To use bioinformatic tools on Milou / Rackham, first the library of tools must be made available using the command:
module load bioinfo-tools
Then specific tools can be loaded in a similar fashion. If a particular version is needed, it can be appended to the end.
module load FastQC/0.11.5
module load seqtk/1.2-r101
module load trimmomatic/0.36
If you have trouble finding a tool, use the module spider
function to search.
module spider fastqc
Use md5sum
to calculate the checksums of the data files in the folder /sw/courses/assembly/QC_Data/
.
Redirect (>
operator) the output into a file called checksums.txt
in your workspace.
Make a copy of the data in your workspace (note the .
at the end of the command):
cp -vr /sw/courses/assembly/QC_Data/* .
Use md5sum -c
to check the checksums are complete.
Use file
to get the properties of the data files. In which format are they compressed?
Use zcat
and less
to inspect the contents of the data files. From which sequencing technology are the following files and do you notice anything else?

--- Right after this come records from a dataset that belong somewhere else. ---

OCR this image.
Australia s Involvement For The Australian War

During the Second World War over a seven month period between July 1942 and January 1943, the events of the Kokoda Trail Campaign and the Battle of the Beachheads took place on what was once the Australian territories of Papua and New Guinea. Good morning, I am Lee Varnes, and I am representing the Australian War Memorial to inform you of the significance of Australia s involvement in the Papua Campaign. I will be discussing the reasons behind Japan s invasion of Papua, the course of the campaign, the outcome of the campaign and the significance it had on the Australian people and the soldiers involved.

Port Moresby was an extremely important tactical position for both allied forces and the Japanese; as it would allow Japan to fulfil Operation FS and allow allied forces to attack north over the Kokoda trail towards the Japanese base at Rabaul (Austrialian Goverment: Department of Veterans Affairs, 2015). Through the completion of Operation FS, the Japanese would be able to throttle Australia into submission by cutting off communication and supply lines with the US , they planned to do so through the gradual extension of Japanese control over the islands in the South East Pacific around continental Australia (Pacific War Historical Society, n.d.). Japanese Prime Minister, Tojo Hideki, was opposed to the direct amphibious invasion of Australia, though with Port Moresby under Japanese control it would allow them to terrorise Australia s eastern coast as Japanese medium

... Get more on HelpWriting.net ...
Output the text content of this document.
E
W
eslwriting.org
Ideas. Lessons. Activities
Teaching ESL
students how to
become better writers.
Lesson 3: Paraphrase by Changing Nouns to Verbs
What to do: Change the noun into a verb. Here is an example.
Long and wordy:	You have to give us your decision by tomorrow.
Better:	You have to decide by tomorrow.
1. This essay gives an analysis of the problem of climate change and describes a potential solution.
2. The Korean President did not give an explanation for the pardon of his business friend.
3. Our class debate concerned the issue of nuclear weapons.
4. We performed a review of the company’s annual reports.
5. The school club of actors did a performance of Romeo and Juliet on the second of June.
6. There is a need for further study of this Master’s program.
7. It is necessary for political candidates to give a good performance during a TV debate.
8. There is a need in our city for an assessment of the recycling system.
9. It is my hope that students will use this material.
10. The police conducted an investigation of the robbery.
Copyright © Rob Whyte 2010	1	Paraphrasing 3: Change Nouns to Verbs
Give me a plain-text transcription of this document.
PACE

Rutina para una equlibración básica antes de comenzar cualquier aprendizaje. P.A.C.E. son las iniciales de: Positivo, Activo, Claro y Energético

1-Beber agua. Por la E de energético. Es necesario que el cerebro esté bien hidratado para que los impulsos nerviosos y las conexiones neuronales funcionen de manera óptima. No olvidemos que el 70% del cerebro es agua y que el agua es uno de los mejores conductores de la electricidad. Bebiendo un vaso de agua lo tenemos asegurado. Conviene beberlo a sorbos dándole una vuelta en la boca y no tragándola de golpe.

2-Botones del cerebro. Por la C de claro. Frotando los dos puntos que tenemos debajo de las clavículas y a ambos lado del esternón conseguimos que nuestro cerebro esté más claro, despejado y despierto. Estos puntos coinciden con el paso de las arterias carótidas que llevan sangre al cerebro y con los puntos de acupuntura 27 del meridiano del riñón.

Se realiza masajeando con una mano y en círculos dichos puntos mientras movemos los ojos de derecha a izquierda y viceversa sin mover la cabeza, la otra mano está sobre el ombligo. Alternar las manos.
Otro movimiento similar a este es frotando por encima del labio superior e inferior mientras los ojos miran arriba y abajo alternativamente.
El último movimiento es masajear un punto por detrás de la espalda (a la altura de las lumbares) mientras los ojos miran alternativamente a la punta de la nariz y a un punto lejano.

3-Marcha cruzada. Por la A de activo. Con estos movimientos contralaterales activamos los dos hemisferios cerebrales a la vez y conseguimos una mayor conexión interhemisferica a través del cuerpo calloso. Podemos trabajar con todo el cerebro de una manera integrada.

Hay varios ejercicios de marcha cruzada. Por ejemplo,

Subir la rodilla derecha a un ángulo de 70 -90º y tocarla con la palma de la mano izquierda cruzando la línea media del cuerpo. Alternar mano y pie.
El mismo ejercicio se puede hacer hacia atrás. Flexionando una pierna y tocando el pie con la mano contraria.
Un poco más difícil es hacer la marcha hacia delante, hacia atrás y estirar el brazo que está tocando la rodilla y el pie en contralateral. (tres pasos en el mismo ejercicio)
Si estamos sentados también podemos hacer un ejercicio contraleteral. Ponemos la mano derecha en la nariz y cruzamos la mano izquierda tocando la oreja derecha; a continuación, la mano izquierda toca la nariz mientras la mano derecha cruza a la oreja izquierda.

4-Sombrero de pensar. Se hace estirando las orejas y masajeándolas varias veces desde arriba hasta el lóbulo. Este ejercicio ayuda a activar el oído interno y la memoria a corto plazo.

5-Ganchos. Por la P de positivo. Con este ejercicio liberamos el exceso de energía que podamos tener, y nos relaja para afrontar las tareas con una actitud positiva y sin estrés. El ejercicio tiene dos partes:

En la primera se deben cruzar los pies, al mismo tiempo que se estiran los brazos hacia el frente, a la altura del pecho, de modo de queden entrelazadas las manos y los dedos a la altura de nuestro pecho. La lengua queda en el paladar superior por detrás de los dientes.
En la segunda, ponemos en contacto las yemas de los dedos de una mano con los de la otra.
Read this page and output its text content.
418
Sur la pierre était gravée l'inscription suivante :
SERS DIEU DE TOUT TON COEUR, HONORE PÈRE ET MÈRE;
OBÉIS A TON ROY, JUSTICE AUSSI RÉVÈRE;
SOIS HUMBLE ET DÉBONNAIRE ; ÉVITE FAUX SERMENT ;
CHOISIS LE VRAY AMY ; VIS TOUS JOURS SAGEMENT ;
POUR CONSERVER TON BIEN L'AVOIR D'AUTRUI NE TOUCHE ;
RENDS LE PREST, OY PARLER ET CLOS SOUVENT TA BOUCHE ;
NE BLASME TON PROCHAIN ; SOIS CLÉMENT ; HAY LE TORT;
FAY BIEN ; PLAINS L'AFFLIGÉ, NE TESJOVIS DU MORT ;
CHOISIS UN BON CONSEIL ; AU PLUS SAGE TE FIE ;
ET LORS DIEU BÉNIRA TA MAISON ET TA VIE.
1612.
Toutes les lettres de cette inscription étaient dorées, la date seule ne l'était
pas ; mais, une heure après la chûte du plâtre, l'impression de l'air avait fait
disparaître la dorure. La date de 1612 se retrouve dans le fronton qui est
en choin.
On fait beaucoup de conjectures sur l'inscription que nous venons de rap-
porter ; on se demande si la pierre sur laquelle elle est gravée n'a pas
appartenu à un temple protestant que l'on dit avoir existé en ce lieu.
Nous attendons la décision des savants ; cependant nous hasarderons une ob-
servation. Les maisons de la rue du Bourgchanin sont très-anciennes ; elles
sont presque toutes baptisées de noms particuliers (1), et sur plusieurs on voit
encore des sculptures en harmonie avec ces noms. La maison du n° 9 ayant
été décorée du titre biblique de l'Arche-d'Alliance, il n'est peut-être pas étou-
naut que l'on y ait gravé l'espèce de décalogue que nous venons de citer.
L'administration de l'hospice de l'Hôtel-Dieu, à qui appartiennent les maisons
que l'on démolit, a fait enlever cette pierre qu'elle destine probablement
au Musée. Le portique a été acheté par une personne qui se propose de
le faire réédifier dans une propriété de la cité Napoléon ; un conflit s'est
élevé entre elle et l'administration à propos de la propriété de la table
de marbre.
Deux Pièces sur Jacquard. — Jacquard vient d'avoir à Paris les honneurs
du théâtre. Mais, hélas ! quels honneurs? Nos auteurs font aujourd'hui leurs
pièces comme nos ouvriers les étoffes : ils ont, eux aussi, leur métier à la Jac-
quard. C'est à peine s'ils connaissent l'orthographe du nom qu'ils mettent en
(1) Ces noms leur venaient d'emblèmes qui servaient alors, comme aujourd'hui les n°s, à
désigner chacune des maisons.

a. Bacteria/bacteria_R{1,2}.fastq.gz
b. Ecoli/E01_1_135x.fastq.gz
@HWI-ST486:212:D0C8BACXX:6:1101:2365:1998 1:N:0:ATTCCT
@m151121_235646_42237_c100926872550000001823210705121647_s1_p0/81/22917_25263
zcat *.fastq.gz | seqtk seq -A - | grep -v "^>" | tr -dc "ACGTNacgtn" | wc -m
How many bases are in:
a. Bacteria/bacteria_R{1,2}.fastq.gz
?
b. Ecoli/E01_1_135x.fastq.gz
?
In the data set Ecoli/E01_1_135x.fastq.gz
, how many bases are in reads of size 10kb or longer?
Run FastQC on the data sets. How many sequences are in each file?
What is the average GC% in each data set?
Which quality score encoding is used?
What does a quality score of 20 mean?
What does a quality score of 40 mean?
Which distribution should the per base sequence plot be similar to in the FastQC output for Illumina data?
Which distribution should the per sequence GC plot be similar to in the FastQC output for Illumina data?
Which value should the per sequence GC distribution be centered on?
How much duplication is present in Bacteria/bacteria_R{1,2}.fastq.gz
?
What is adapter read-through?
Use trimmomatic
to trim adapters from the data set Bacteria/bacteria_R{1,2}.fastq.gz
. The trimmomatic
jar file
can be found in $TRIMMOMATIC_HOME
, and the adapter files can be found in $TRIMMOMATIC_HOME/adapters/
.
a. Trim only the adapters. How much is filtered out?
b. Quality trim the reads as well. How much is filtered out?